Dive Brief:
- Montana has proposed a new set of science standards that districts are expected to adopt in the next five years, and while they're similar to the Next Generation Science Standards, they are not exactly the same.
- The Missoulian reports the engineering standards that made it into NGSS are expected to be too expensive for some districts to adopt, and even with what is proposed, the state's Office of Public Instruction has set aside more than $500,000 to help districts defray these costs.
- The new standards offer grade-level expectations, a shift from the state's 2006 standards, which only identified what students should know by the end of grades 4, 8 and 12.
Dive Insight:
Montana participated as a lead state in the development of the Next Generation Science Standards, meaning it had the chance to comment on four drafts of the standards and contribute to the final product. These standards factor heavily into Montana’s state revision, but it has not joined 16 other states in adopting the NGSS as a whole.
The Next Generation Science Standards were released in 2013 and have flown largely under the radar as the Common Core State Standards in English language arts and math continue to draw the ire of families, teachers and politicians. The subjects covered by the Common Core are the two that tested by every state at least once per year in grades three through eight and again in high school.

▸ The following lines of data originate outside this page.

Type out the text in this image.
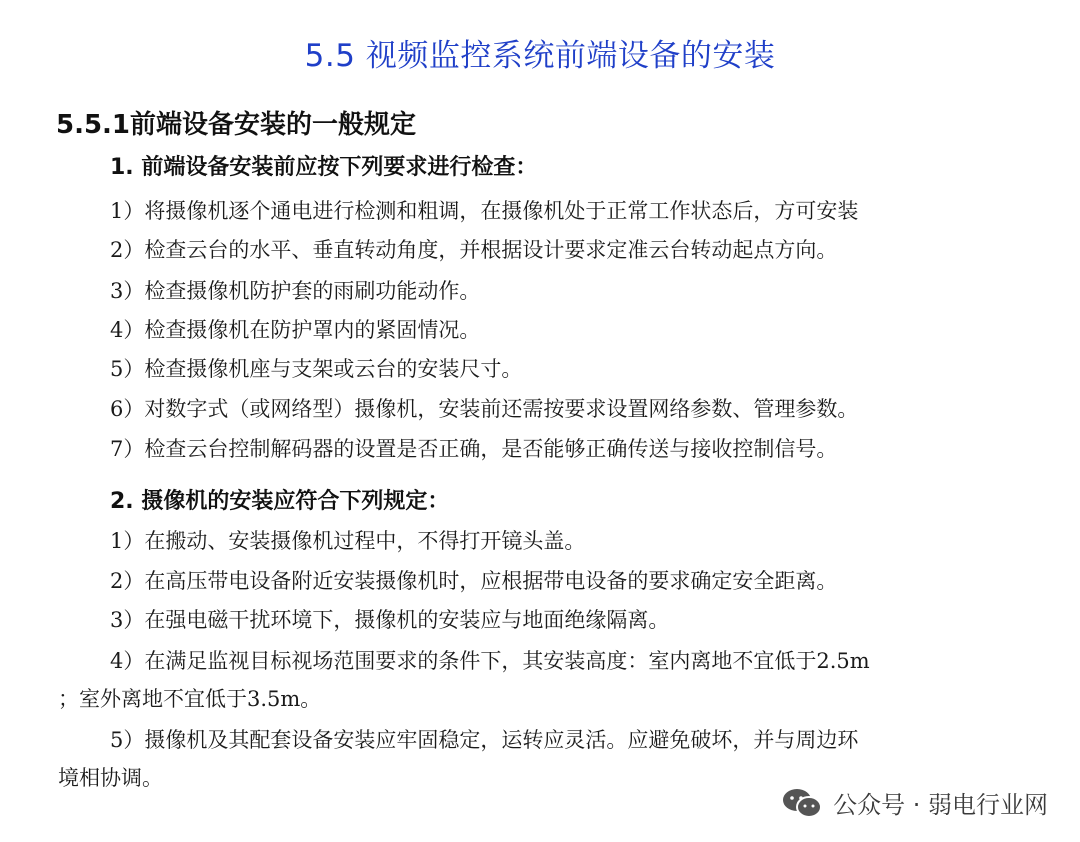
5.5 视频监控系统前端设备的安装
5.5.1前端设备安装的一般规定
1. 前端设备安装前应按下列要求进行检查：
1）将摄像机逐个通电进行检测和粗调，在摄像机处于正常工作状态后，方可安装
2）检查云台的水平、垂直转动角度，并根据设计要求定准云台转动起点方向。
3）检查摄像机防护套的雨刷功能动作。
4）检查摄像机在防护罩内的紧固情况。
5）检查摄像机座与支架或云台的安装尺寸。
6）对数字式（或网络型）摄像机，安装前还需按要求设置网络参数、管理参数。
7）检查云台控制解码器的设置是否正确，是否能够正确传送与接收控制信号。
2. 摄像机的安装应符合下列规定：
1）在搬动、安装摄像机过程中，不得打开镜头盖。
2）在高压带电设备附近安装摄像机时，应根据带电设备的要求确定安全距离。
3）在强电磁干扰环境下，摄像机的安装应与地面绝缘隔离。
4）在满足监视目标视场范围要求的条件下，其安装高度：室内离地不宜低于2.5m
；室外离地不宜低于3.5m。
5）摄像机及其配套设备安装应牢固稳定，运转应灵活。应避免破坏，并与周边环
境相协调。
公众号 · 弱电行业网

In science, states are only required to test once in elementary, middle and high school. The NGSS, in general, require a focus on “doing” science, rather than simply reading about it, encouraging students to practice scientific inquiry like real scientists. That's not to say the standards came without controversy in some states, like Wyoming and West Virginia, where their inclusion of man-made climate change raised concerns in light of heavily fossil-fuel-dependent economies.